Can I run the same models on both?

Yes. Both have 128GB unified memory. Any model that fits on RTX Spark fits on DGX Spark and vice versa. See our best LLMs for RTX Spark guide for what fits in 128GB.

Is DGX Spark much faster than RTX Spark?

For inference: maybe 20-30% faster due to data-center-class GPU binning and better thermals. For most users, this difference is not worth the price premium and Linux requirement. The bigger difference is operational β€” DGX Spark is designed for 24/7 workloads.

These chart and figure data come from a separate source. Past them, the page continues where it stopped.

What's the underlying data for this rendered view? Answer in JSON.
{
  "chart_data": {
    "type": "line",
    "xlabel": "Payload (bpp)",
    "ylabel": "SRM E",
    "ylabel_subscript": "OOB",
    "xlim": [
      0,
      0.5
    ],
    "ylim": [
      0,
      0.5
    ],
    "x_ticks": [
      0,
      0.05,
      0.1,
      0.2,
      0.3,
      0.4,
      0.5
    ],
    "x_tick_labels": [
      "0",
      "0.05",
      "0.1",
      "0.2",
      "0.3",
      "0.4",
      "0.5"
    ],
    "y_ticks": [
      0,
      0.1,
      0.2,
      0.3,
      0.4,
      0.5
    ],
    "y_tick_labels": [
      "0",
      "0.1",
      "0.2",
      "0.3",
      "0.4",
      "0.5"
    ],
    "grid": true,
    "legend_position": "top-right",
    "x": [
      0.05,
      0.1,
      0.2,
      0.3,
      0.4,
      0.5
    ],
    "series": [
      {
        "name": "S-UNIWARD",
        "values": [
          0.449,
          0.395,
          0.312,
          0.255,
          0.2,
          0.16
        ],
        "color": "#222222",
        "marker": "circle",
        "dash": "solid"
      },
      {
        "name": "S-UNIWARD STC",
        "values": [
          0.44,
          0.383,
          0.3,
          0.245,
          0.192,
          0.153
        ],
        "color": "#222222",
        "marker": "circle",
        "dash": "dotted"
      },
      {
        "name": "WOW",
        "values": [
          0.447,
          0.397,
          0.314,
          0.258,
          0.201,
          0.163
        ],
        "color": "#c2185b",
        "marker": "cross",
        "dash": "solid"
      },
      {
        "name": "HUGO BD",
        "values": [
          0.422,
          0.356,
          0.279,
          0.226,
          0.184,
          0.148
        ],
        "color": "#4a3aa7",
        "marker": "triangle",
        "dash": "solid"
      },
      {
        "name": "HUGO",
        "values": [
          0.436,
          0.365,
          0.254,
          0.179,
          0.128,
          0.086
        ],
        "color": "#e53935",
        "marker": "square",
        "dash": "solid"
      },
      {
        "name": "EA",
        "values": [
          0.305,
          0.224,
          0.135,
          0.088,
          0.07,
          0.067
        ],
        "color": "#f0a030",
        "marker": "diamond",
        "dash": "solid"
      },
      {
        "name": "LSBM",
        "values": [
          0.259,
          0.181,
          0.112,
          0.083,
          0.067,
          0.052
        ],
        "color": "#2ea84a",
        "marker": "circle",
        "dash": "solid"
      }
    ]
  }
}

Can I use RTX Spark as a server?

Technically yes (run vLLM via WSL2, expose the port). But it is not designed for sustained server workloads β€” thermal throttling on laptops, Windows updates interrupting service, etc. DGX Spark is the server option.

Which is better for fine-tuning?

DGX Spark. Fine-tuning benefits from native Linux, direct CUDA access without WSL overhead, and sustained thermal performance. RTX Spark can fine-tune smaller models but is not optimized for it.

I just want to run Ollama locally β€” which one?

RTX Spark. It is simpler (Windows, download Ollama, done), cheaper, and comes in laptop form. DGX Spark is overkill if you just want to chat with local models.

When does each ship?

DGX Spark is available now. RTX Spark ships fall 2026 from ASUS, Dell, HP, Lenovo, Microsoft Surface, and MSI.